Huh. The stars must be aligned. Or is it the fates? Or the demons? Something. There was another post by a Big Skeptic yesterday on the subject of False Allegations of Sexual Assault. Two in one day. How about that!
It almost looks planned, doesn’t it. Arranged. Timed to coincide.
This one is by Ben Radford. It’s very long and much of it is very particular, but he also does some generalizing.
False accusations are of particular interest to skeptics because skepticism has often been at the forefront of giving voice to the wrongly accused. From the Salem witch trials (in which innocent young women were falsely accused of being witches) to the Satanic Panic moral panic of the 1980s and 1990s (in which dozens of innocent men and women were falsely accused of sexually assaulting children and others) and hundreds of examples in between, skeptics have often been there to remind the public to ask for evidence before rushing to judgment. Indeed, the brilliant CSI Fellow Carol Tavris just recently wrote an e-skeptic piece about this in relation to recent accusations against Woody Allen.
Indeed, and how helpful that it was published not “recently” but the same day Radford posted his piece. His “Indeed” looks rather artificial there, as if he’s claiming a coincidence that isn’t a coincidence. (He remembers the Salem witch trials wrong, by the way. The young girls were the accusers; the accused were older.)

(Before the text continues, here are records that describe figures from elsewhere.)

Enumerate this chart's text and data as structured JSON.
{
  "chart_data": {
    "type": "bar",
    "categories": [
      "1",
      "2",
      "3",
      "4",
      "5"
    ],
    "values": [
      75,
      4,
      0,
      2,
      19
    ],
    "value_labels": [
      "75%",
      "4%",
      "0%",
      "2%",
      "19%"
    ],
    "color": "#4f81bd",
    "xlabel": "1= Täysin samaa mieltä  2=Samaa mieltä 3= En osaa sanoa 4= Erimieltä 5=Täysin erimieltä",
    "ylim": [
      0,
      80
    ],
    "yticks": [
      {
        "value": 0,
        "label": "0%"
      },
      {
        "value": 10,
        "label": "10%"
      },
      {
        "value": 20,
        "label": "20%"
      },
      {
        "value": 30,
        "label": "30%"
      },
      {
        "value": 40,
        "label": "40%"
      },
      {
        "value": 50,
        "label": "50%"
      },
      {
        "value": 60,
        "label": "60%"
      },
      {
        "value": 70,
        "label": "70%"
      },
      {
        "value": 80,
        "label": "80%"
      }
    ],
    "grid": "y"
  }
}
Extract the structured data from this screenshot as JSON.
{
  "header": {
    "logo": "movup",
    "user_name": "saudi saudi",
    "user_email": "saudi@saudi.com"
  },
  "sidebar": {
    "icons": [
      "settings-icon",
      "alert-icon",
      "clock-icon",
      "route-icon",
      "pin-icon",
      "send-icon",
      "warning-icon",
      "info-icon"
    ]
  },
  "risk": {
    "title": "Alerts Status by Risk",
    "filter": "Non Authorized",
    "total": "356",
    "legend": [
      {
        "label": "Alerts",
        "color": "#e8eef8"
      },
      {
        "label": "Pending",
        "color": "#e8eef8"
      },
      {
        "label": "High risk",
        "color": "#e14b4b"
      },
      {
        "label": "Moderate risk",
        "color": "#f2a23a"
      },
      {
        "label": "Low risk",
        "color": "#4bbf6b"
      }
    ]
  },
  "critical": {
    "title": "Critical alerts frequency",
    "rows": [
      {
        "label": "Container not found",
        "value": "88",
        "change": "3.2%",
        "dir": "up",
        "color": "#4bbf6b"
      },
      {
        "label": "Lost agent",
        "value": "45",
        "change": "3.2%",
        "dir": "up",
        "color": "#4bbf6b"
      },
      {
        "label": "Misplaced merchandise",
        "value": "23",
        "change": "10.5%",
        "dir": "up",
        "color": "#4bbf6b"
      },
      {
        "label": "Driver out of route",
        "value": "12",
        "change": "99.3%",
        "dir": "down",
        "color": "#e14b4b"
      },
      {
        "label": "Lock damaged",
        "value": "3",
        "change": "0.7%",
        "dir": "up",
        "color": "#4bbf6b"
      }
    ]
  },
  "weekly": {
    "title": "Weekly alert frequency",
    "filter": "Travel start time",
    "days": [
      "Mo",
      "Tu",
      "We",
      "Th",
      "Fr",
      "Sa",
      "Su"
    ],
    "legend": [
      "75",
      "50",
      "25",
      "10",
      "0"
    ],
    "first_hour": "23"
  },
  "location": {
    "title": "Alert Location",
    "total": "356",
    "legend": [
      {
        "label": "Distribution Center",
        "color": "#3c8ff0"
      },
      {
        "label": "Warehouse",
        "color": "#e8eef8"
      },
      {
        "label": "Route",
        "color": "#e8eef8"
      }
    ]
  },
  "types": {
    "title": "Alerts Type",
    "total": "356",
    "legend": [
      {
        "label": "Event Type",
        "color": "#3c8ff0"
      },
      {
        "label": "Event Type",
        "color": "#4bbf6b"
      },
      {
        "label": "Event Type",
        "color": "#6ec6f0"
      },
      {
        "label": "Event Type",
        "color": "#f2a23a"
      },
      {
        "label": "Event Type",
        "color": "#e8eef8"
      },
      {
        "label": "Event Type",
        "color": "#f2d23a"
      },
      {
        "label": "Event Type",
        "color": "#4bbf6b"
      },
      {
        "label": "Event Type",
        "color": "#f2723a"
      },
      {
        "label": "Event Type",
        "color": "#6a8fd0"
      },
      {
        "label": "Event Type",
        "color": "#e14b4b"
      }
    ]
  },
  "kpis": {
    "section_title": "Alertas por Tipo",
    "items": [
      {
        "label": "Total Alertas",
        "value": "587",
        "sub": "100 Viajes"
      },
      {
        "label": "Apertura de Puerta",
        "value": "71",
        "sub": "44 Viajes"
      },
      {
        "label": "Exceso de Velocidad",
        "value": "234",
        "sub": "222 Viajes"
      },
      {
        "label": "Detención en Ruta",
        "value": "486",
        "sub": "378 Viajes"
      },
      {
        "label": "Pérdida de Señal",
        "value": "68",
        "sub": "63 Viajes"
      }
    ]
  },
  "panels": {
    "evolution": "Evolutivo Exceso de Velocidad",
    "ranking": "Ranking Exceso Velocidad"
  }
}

Anyway. Sure, false accusations are of particular interest to skeptics, and rightly so. But that interest shouldn’t obscure the interest of non-false accusations, and how many of those get dismissed or worse. False accusations are a bad thing, and so are true accusations that are not believed. It’s especially bad when accusations are not believed because the people making them have less power and influence and status than the people they accuse. This is a situation that’s not unknown, in fact it happens quite a lot.
Think of foreign workers in Saudi Arabia for instance. It’s notorious that they are treated like dirt and that their employers can abuse them with impunity. Then again, maybe some exhausted domestic worker has made a false accusation against an employer – although it seems unlikely, since no one cares about non-false accusations, so why would anyone bother to make a false one? But maybe it has happened. That’s a bad thing, but all the abuse is a bad thing too.
I find Radford’s attention to false accusations somewhat…pointed.